Once I found myself significantly in the red I experienced what many gamblers refer to as going on "Tilt". It was a feeling like no other where I just didn't care anymore. A $1,000 loss minus well have been $20,000. Money wasn't real anymore and I didn't feel whether I was $5,000 or $35,000 in debt that it made any difference. Screwed was screwed any way I looked at it and it was almost like living in some insane version of reality. I now believe the "Tilt" mentality is the true definition of desperation and insanity. It was an avalanche that didn't slow down until everything was gone. If it was going to rain, then let's really make it rain and go for broke.
At some point being completely out of resources forces you to stop gambling and during that time I've been able to reflect on what I've lost. Not only am I crippled financially, but have lost years of my time and the quality of my relationships with other people. I've only now been able to forgive myself and move forward on rebuilding my life. The only way I've been able to forgive is to look back on it as an adventure and be thankful for the experiences of the highs and lows.

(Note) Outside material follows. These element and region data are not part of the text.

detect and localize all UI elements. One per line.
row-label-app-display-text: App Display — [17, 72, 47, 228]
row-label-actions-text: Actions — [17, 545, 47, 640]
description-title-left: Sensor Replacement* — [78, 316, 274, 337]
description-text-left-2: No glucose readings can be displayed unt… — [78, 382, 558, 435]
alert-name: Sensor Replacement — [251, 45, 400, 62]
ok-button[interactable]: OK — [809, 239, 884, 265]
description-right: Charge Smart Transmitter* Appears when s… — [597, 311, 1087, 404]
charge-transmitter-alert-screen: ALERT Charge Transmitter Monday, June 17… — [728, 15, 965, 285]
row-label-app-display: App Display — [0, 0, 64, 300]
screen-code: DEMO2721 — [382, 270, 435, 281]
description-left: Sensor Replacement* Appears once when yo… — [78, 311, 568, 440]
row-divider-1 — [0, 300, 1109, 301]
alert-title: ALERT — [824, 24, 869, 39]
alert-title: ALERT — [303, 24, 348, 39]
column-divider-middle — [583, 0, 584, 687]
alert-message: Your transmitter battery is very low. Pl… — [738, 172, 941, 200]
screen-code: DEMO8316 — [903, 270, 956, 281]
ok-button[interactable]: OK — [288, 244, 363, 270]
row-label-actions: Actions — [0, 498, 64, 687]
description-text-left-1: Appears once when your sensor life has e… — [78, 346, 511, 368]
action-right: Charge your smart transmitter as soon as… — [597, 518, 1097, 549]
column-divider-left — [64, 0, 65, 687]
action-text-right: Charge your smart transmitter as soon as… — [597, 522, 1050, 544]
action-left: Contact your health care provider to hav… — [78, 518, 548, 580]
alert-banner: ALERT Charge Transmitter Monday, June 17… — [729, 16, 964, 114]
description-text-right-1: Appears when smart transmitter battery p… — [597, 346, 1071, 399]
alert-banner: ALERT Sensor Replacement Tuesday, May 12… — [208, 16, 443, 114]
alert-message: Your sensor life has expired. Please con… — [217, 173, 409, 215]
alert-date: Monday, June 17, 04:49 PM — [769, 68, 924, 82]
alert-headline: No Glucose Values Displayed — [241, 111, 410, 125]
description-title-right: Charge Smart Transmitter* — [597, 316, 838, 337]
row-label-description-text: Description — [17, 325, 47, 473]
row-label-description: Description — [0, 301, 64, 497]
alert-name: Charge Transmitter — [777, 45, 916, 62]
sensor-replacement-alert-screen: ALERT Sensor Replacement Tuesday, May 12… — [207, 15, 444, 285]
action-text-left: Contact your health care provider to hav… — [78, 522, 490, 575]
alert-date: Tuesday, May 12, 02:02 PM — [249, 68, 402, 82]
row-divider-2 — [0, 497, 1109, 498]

I'd like to say it's all in the rearview mirror now, but that would be a lie. You would think after an experience like mine I'd never even think about betting another game, but it is still my obsession. While being broke forces me to abstain, I feel life right now is worse than it ever was when I was in the cycle of gambler's hell. I constantly think about betting sports. I dream about it at night. I feel empty without it because I don't care about anything else. Maybe it's some sort of horrible withdrawal symptom as I feel irritable all the time and can barely bring myself to watch sports anymore.
I guess this is kind of a cross roads for me because I know with my current mentality I'll be right back at it as soon as I compile the resources to do so again. I now realize I need to abstain from it because I have serious self control issues. The fact that I would even consider doing it again sickens me, but I have to face the reality that given the opportunity I probably would go back. I'm beginning to accept the reality though that no matter how good I think I am at handicapping games I'll always lose in the end due to these self control issues. You would think I have all the evidence in the world that I'm not cut out for gambling, but I struggle to accept that. People who know me consider me a rational person, but when it comes to betting sports I'm anything but. The struggle will be finding something else that fulfills me in the same way. It's something I need to find though because I'm all out of chips so to speak.